Ritter led the audience through his seven years of Iraqi arms inspections. He explained how the Iraqis encouraged confrontation by using what he termed "extraordinary measures" to conceal their weapons. To find them, inspectors had to use extraordinary measures in return. "Some people might call that intelligence work," Ritter said. "I call that doing my job in accordance with Security Council resolutions." The New Yorker has described this combative approach, as embodied by Ritter, "peacekeeping as a different kind of warfare."
Ritter quit his post as chief weapons inspector in late August to protest what he views as the failure of the United States to enforce the disarmament agreements signed by Iraq and the United Nations at the end of the Gulf War. "It's time the United States began to behave like a world leader and start formulating policies that are reflective of a true world leader," Ritter said, criticizing what he sees as a lack of vision in American foreign policy toward Iraq.

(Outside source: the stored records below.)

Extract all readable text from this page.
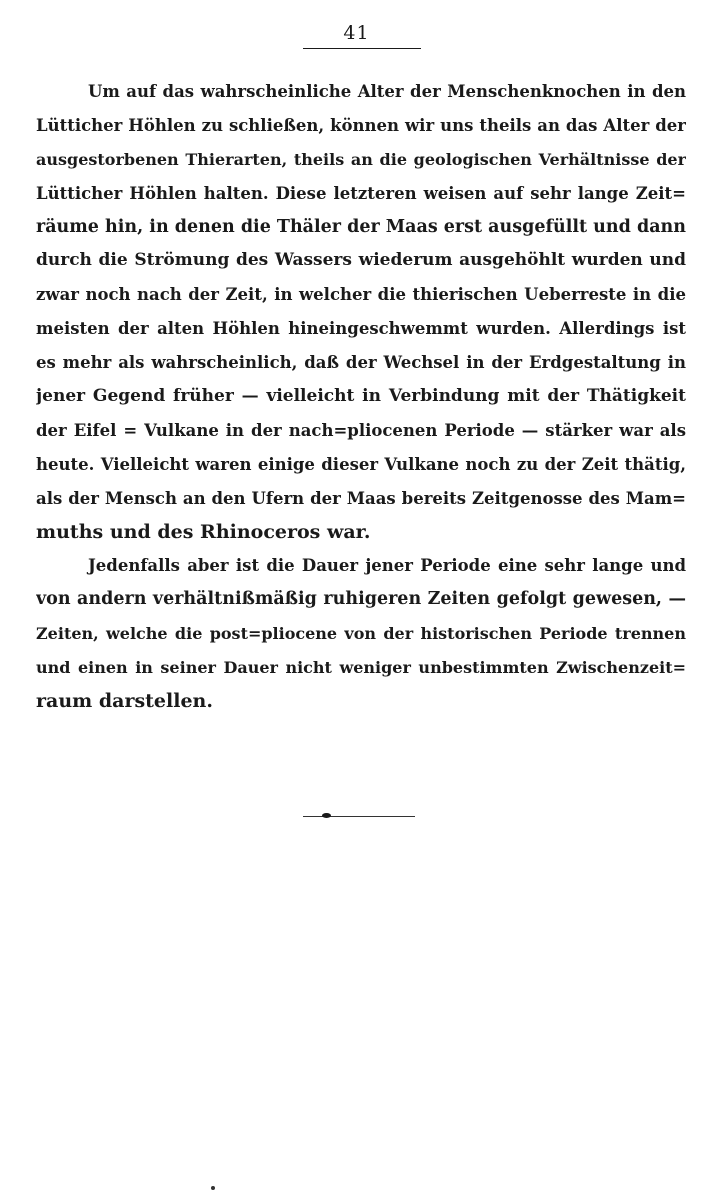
41
Um auf das wahrscheinliche Alter der Menschenknochen in den
Lütticher Höhlen zu schließen, können wir uns theils an das Alter der
ausgestorbenen Thierarten, theils an die geologischen Verhältnisse der
Lütticher Höhlen halten. Diese letzteren weisen auf sehr lange Zeit=
räume hin, in denen die Thäler der Maas erst ausgefüllt und dann
durch die Strömung des Wassers wiederum ausgehöhlt wurden und
zwar noch nach der Zeit, in welcher die thierischen Ueberreste in die
meisten der alten Höhlen hineingeschwemmt wurden. Allerdings ist
es mehr als wahrscheinlich, daß der Wechsel in der Erdgestaltung in
jener Gegend früher — vielleicht in Verbindung mit der Thätigkeit
der Eifel = Vulkane in der nach=pliocenen Periode — stärker war als
heute. Vielleicht waren einige dieser Vulkane noch zu der Zeit thätig,
als der Mensch an den Ufern der Maas bereits Zeitgenosse des Mam=
muths und des Rhinoceros war.
Jedenfalls aber ist die Dauer jener Periode eine sehr lange und
von andern verhältnißmäßig ruhigeren Zeiten gefolgt gewesen, —
Zeiten, welche die post=pliocene von der historischen Periode trennen
und einen in seiner Dauer nicht weniger unbestimmten Zwischenzeit=
raum darstellen.
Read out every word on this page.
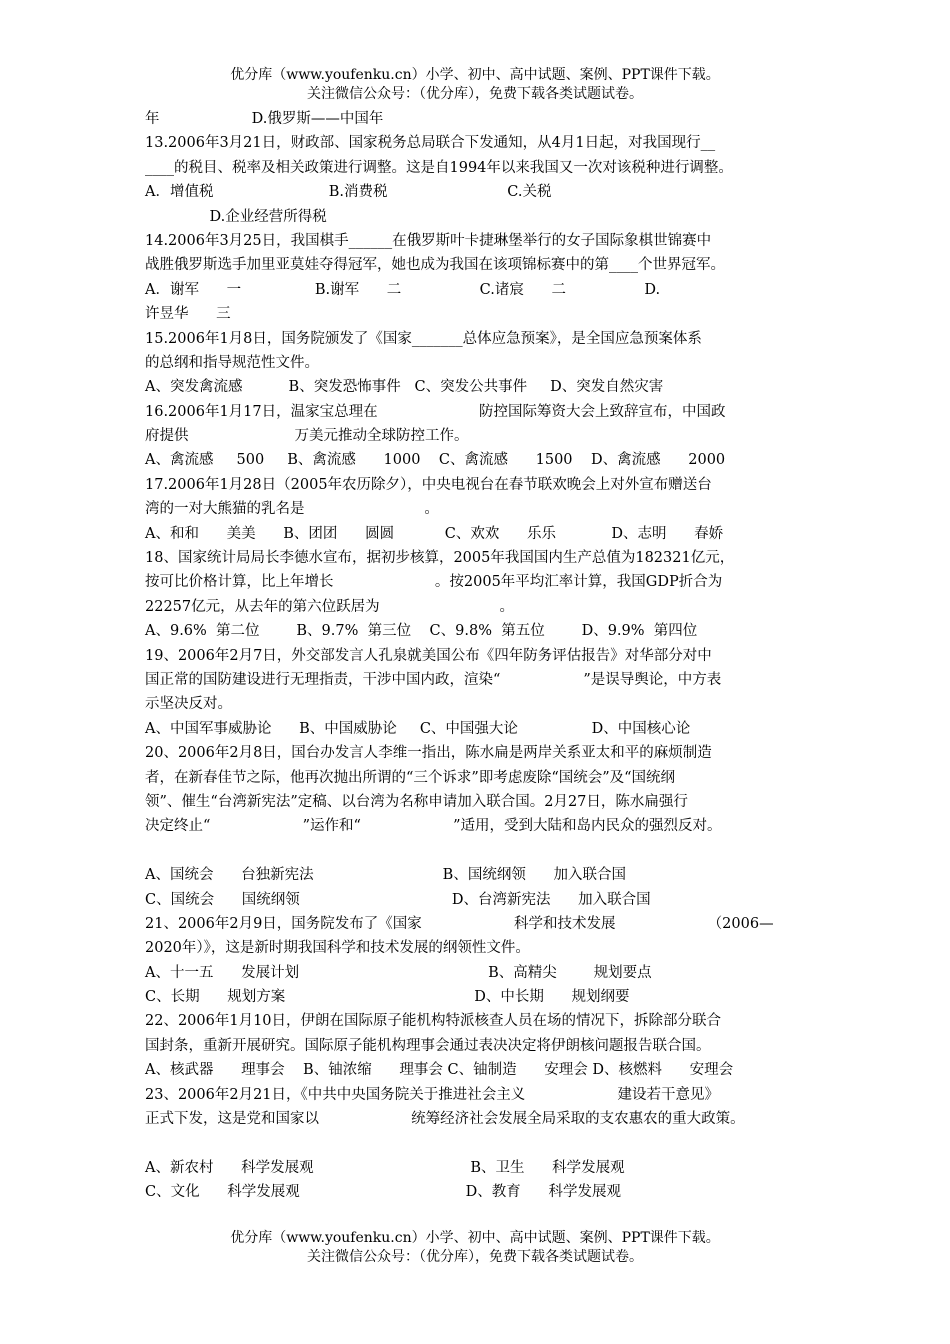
优分库（www.youfenku.cn）小学、初中、高中试题、案例、PPT课件下载。
关注微信公众号：（优分库），免费下载各类试题试卷。
年                    D.俄罗斯——中国年
13.2006年3月21日，财政部、国家税务总局联合下发通知，从4月1日起，对我国现行__
____的税目、税率及相关政策进行调整。这是自1994年以来我国又一次对该税种进行调整。
A．增值税                         B.消费税                          C.关税
D.企业经营所得税
14.2006年3月25日，我国棋手______在俄罗斯叶卡捷琳堡举行的女子国际象棋世锦赛中
战胜俄罗斯选手加里亚莫娃夺得冠军，她也成为我国在该项锦标赛中的第____个世界冠军。
A．谢军      一                B.谢军      二                 C.诸宸      二                 D.
许昱华      三
15.2006年1月8日，国务院颁发了《国家_______总体应急预案》，是全国应急预案体系
的总纲和指导规范性文件。
A、突发禽流感          B、突发恐怖事件   C、突发公共事件     D、突发自然灾害
16.2006年1月17日，温家宝总理在                      防控国际筹资大会上致辞宣布，中国政
府提供                       万美元推动全球防控工作。
A、禽流感     500     B、禽流感      1000    C、禽流感      1500    D、禽流感      2000
17.2006年1月28日（2005年农历除夕），中央电视台在春节联欢晚会上对外宣布赠送台
湾的一对大熊猫的乳名是                          。
A、和和      美美      B、团团      圆圆           C、欢欢      乐乐            D、志明      春娇
18、国家统计局局长李德水宣布，据初步核算，2005年我国国内生产总值为182321亿元，
按可比价格计算，比上年增长                      。按2005年平均汇率计算，我国GDP折合为
22257亿元，从去年的第六位跃居为                          。
A、9.6%  第二位        B、9.7%  第三位    C、9.8%  第五位        D、9.9%  第四位
19、2006年2月7日，外交部发言人孔泉就美国公布《四年防务评估报告》对华部分对中
国正常的国防建设进行无理指责，干涉中国内政，渲染“                  ”是误导舆论，中方表
示坚决反对。
A、中国军事威胁论      B、中国威胁论     C、中国强大论                D、中国核心论
20、2006年2月8日，国台办发言人李维一指出，陈水扁是两岸关系亚太和平的麻烦制造
者，在新春佳节之际，他再次抛出所谓的“三个诉求”即考虑废除“国统会”及“国统纲
领”、催生“台湾新宪法”定稿、以台湾为名称申请加入联合国。2月27日，陈水扁强行
决定终止“                    ”运作和“                    ”适用，受到大陆和岛内民众的强烈反对。
A、国统会      台独新宪法                            B、国统纲领      加入联合国
C、国统会      国统纲领                                 D、台湾新宪法      加入联合国
21、2006年2月9日，国务院发布了《国家                    科学和技术发展                    （2006—
2020年）》，这是新时期我国科学和技术发展的纲领性文件。
A、十一五      发展计划                                         B、高精尖        规划要点
C、长期      规划方案                                         D、中长期      规划纲要
22、2006年1月10日，伊朗在国际原子能机构特派核查人员在场的情况下，拆除部分联合
国封条，重新开展研究。国际原子能机构理事会通过表决决定将伊朗核问题报告联合国。
A、核武器      理事会    B、铀浓缩      理事会 C、铀制造      安理会 D、核燃料      安理会
23、2006年2月21日，《中共中央国务院关于推进社会主义                    建设若干意见》
正式下发，这是党和国家以                    统筹经济社会发展全局采取的支农惠农的重大政策。
A、新农村      科学发展观                                  B、卫生      科学发展观
C、文化      科学发展观                                    D、教育      科学发展观
优分库（www.youfenku.cn）小学、初中、高中试题、案例、PPT课件下载。
关注微信公众号：（优分库），免费下载各类试题试卷。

At the same time, he insisted that the way out of the current impasse is for the United States to assume its responsibility as the world's last superpower and assert its moral authority.
"We have to stand firm because we have to set a precedent," Ritter told the audience. If Iraq is allowed to flout arms inspectors or have sanctions lifted without completely disarming, Ritter said, other nations will believe they, too, can ignore international law without consequences.
Many students seemed surprised to hear that Ritter believes sanctions should never have been imposed on Iraq in the first place. "Sanctions disgust me," he insisted. "I resigned in protest over what I viewed as U.S. hypocrisy in terms of its conduct of foreign policy in Iraq," Ritter said in response to a challenge from one audience member. His disgust, he added, does not detract from his insistence that Iraq comply with its disarmament agreement.
Ritter urged students to find better solutions to the Iraqi conflict and to pressure the Clinton Administration into creating a substantive Iraqi policy. "If something's not done you're going to find this country going to war," Ritter said. "For what purpose? Something has to be done, and maybe it can start here."